Minore disagio per tutti

E’ stata una valutazione costi benefici a far cadere la scelta sull'utilizzo delle microcariche rispetto alla demolizione «per conci» (a pezzi, con pinze meccaniche) della ciminiera perché attenua - spiega la nota del Comune - «il disagio per i residenti e gli animali vista la durata di esposizione ridotta a pochi minuti». Tutto ovviamente sarà eseguito sotto il massimo controllo, soprattutto per limitare la diffusione di polveri e si sta valutando anche la possibilità di limitare l'accesso alle vie limitrofe al cantiere per la durata delle operazioni: i cittadini, comunque, saranno informati con comunicazioni nella buchetta della posta.
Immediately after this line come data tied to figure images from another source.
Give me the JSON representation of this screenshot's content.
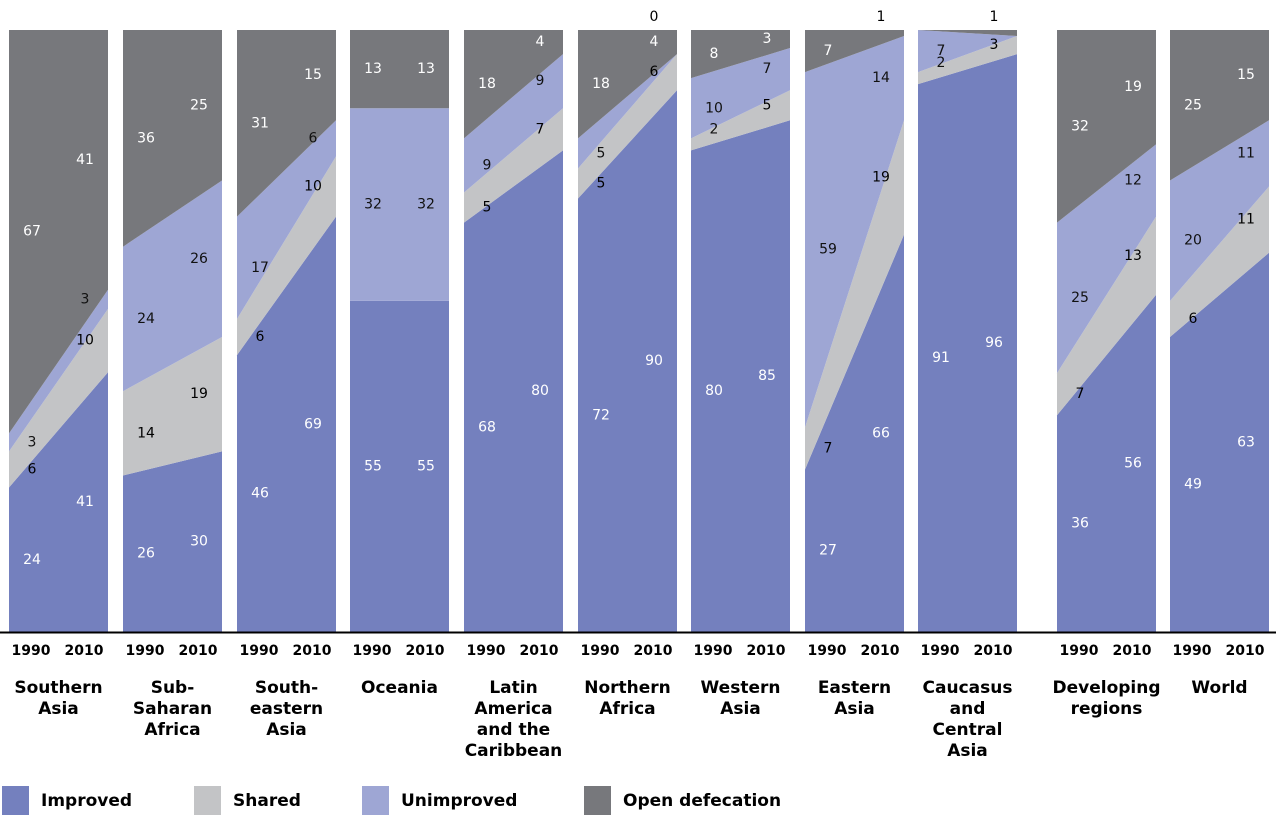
{
  "chart_data": {
    "type": "area",
    "years": [
      "1990",
      "2010"
    ],
    "series_names": [
      "Improved",
      "Shared",
      "Unimproved",
      "Open defecation"
    ],
    "colors": {
      "Improved": "#7480be",
      "Shared": "#c3c4c6",
      "Unimproved": "#9ea6d4",
      "Open defecation": "#77787c",
      "axis": "#000000"
    },
    "regions": [
      {
        "name": "Southern Asia",
        "values": {
          "1990": [
            24,
            6,
            3,
            67
          ],
          "2010": [
            41,
            10,
            3,
            41
          ]
        },
        "labels": {
          "1990": [
            "24",
            "6",
            "3",
            "67"
          ],
          "2010": [
            "41",
            "10",
            "3",
            "41"
          ]
        }
      },
      {
        "name": "Sub-Saharan Africa",
        "values": {
          "1990": [
            26,
            14,
            24,
            36
          ],
          "2010": [
            30,
            19,
            26,
            25
          ]
        },
        "labels": {
          "1990": [
            "26",
            "14",
            "24",
            "36"
          ],
          "2010": [
            "30",
            "19",
            "26",
            "25"
          ]
        }
      },
      {
        "name": "South-eastern Asia",
        "values": {
          "1990": [
            46,
            6,
            17,
            31
          ],
          "2010": [
            69,
            10,
            6,
            15
          ]
        },
        "labels": {
          "1990": [
            "46",
            "6",
            "17",
            "31"
          ],
          "2010": [
            "69",
            "10",
            "6",
            "15"
          ]
        }
      },
      {
        "name": "Oceania",
        "values": {
          "1990": [
            55,
            0,
            32,
            13
          ],
          "2010": [
            55,
            0,
            32,
            13
          ]
        },
        "labels": {
          "1990": [
            "55",
            "",
            "32",
            "13"
          ],
          "2010": [
            "55",
            "",
            "32",
            "13"
          ]
        }
      },
      {
        "name": "Latin America and the Caribbean",
        "values": {
          "1990": [
            68,
            5,
            9,
            18
          ],
          "2010": [
            80,
            7,
            9,
            4
          ]
        },
        "labels": {
          "1990": [
            "68",
            "5",
            "9",
            "18"
          ],
          "2010": [
            "80",
            "7",
            "9",
            "4"
          ]
        }
      },
      {
        "name": "Northern Africa",
        "values": {
          "1990": [
            72,
            5,
            5,
            18
          ],
          "2010": [
            90,
            6,
            0,
            4
          ]
        },
        "labels": {
          "1990": [
            "72",
            "5",
            "5",
            "18"
          ],
          "2010": [
            "90",
            "6",
            "0",
            "4"
          ]
        }
      },
      {
        "name": "Western Asia",
        "values": {
          "1990": [
            80,
            2,
            10,
            8
          ],
          "2010": [
            85,
            5,
            7,
            3
          ]
        },
        "labels": {
          "1990": [
            "80",
            "2",
            "10",
            "8"
          ],
          "2010": [
            "85",
            "5",
            "7",
            "3"
          ]
        }
      },
      {
        "name": "Eastern Asia",
        "values": {
          "1990": [
            27,
            7,
            59,
            7
          ],
          "2010": [
            66,
            19,
            14,
            1
          ]
        },
        "labels": {
          "1990": [
            "27",
            "7",
            "59",
            "7"
          ],
          "2010": [
            "66",
            "19",
            "14",
            "1"
          ]
        }
      },
      {
        "name": "Caucasus and Central Asia",
        "values": {
          "1990": [
            91,
            2,
            7,
            0
          ],
          "2010": [
            96,
            3,
            0,
            1
          ]
        },
        "labels": {
          "1990": [
            "91",
            "2",
            "7",
            ""
          ],
          "2010": [
            "96",
            "3",
            "",
            "1"
          ]
        }
      },
      {
        "name": "Developing regions",
        "values": {
          "1990": [
            36,
            7,
            25,
            32
          ],
          "2010": [
            56,
            13,
            12,
            19
          ]
        },
        "labels": {
          "1990": [
            "36",
            "7",
            "25",
            "32"
          ],
          "2010": [
            "56",
            "13",
            "12",
            "19"
          ]
        }
      },
      {
        "name": "World",
        "values": {
          "1990": [
            49,
            6,
            20,
            25
          ],
          "2010": [
            63,
            11,
            11,
            15
          ]
        },
        "labels": {
          "1990": [
            "49",
            "6",
            "20",
            "25"
          ],
          "2010": [
            "63",
            "11",
            "11",
            "15"
          ]
        }
      }
    ],
    "region_label_lines": [
      [
        "Southern",
        "Asia"
      ],
      [
        "Sub-",
        "Saharan",
        "Africa"
      ],
      [
        "South-",
        "eastern",
        "Asia"
      ],
      [
        "Oceania"
      ],
      [
        "Latin",
        "America",
        "and the",
        "Caribbean"
      ],
      [
        "Northern",
        "Africa"
      ],
      [
        "Western",
        "Asia"
      ],
      [
        "Eastern",
        "Asia"
      ],
      [
        "Caucasus",
        "and",
        "Central",
        "Asia"
      ],
      [
        "Developing",
        "regions"
      ],
      [
        "World"
      ]
    ],
    "ylim": [
      0,
      100
    ],
    "legend_position": "bottom-left"
  },
  "legend": {
    "items": [
      {
        "label": "Improved",
        "color": "#7480be"
      },
      {
        "label": "Shared",
        "color": "#c3c4c6"
      },
      {
        "label": "Unimproved",
        "color": "#9ea6d4"
      },
      {
        "label": "Open defecation",
        "color": "#77787c"
      }
    ]
  }
}
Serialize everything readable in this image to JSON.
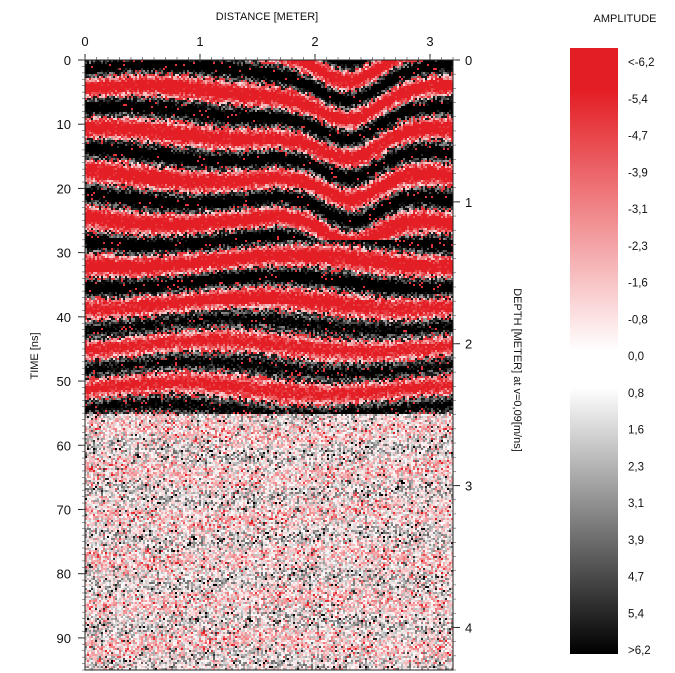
{
  "chart_data": {
    "type": "heatmap",
    "title": "",
    "xlabel": "DISTANCE [METER]",
    "ylabel": "TIME [ns]",
    "y2label": "DEPTH [METER] at v=0,09[m/ns]",
    "x_range": [
      0,
      3.2
    ],
    "y_range": [
      0,
      95
    ],
    "y2_range": [
      0,
      4.3
    ],
    "x_ticks": [
      "0",
      "1",
      "2",
      "3"
    ],
    "y_ticks": [
      "0",
      "10",
      "20",
      "30",
      "40",
      "50",
      "60",
      "70",
      "80",
      "90"
    ],
    "y2_ticks": [
      "0",
      "1",
      "2",
      "3",
      "4"
    ],
    "colorbar": {
      "title": "AMPLITUDE",
      "labels": [
        "<-6,2",
        "-5,4",
        "-4,7",
        "-3,9",
        "-3,1",
        "-2,3",
        "-1,6",
        "-0,8",
        "0,0",
        "0,8",
        "1,6",
        "2,3",
        "3,1",
        "3,9",
        "4,7",
        "5,4",
        ">6,2"
      ],
      "color_low": "#e31e24",
      "color_mid": "#ffffff",
      "color_high": "#000000"
    },
    "description_of_field": "GPR radargram: strong red/black banded reflections from 0 to ~55 ns (dipping reflectors near 2-2.5 m, 5-20 ns); weaker mostly white/grey noisy signal below ~55 ns"
  }
}
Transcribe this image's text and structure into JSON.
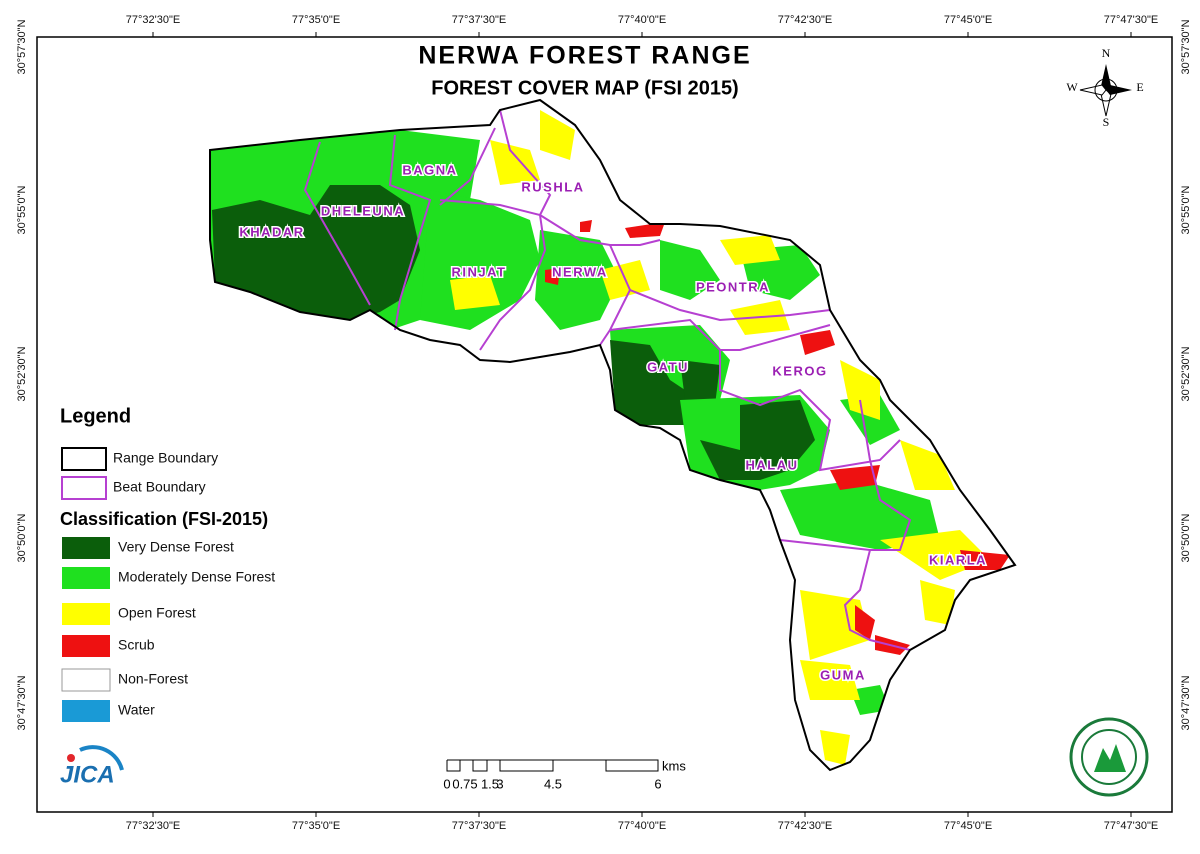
{
  "header": {
    "title": "NERWA FOREST RANGE",
    "subtitle": "FOREST COVER MAP (FSI 2015)"
  },
  "compass": {
    "north": "N",
    "east": "E",
    "south": "S",
    "west": "W"
  },
  "graticule": {
    "longitudes": [
      "77°32'30\"E",
      "77°35'0\"E",
      "77°37'30\"E",
      "77°40'0\"E",
      "77°42'30\"E",
      "77°45'0\"E",
      "77°47'30\"E"
    ],
    "latitudes": [
      "30°57'30\"N",
      "30°55'0\"N",
      "30°52'30\"N",
      "30°50'0\"N",
      "30°47'30\"N"
    ]
  },
  "beats": [
    "BAGNA",
    "RUSHLA",
    "DHELEUNA",
    "KHADAR",
    "RINJAT",
    "NERWA",
    "PEONTRA",
    "GATU",
    "KEROG",
    "HALAU",
    "KIARLA",
    "GUMA"
  ],
  "legend": {
    "title": "Legend",
    "boundaries": [
      "Range Boundary",
      "Beat Boundary"
    ],
    "classification_title": "Classification (FSI-2015)",
    "classes": [
      "Very Dense Forest",
      "Moderately Dense Forest",
      "Open Forest",
      "Scrub",
      "Non-Forest",
      "Water"
    ]
  },
  "scale_bar": {
    "ticks": [
      "0",
      "0.75",
      "1.5",
      "3",
      "4.5",
      "6"
    ],
    "unit": "kms"
  },
  "logo": {
    "text": "JICA"
  }
}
Ultimo ma non ultimo, «in un contesto nazionale in cui si discute la costruzione di nuovi inceneritori, Ferrara dismette il secondo inceneritore - conclude la nota del Comune con una critica pungente alla Lega e al ministro Salvini - Questa attività risulta essere di fondamentale importanza per il Comune perché rappresenta un importante passo verso il completamento delle operazioni di demolizione del vecchio inceneritore, prevista per fine mese e consentirà di riqualificare l'area a verde».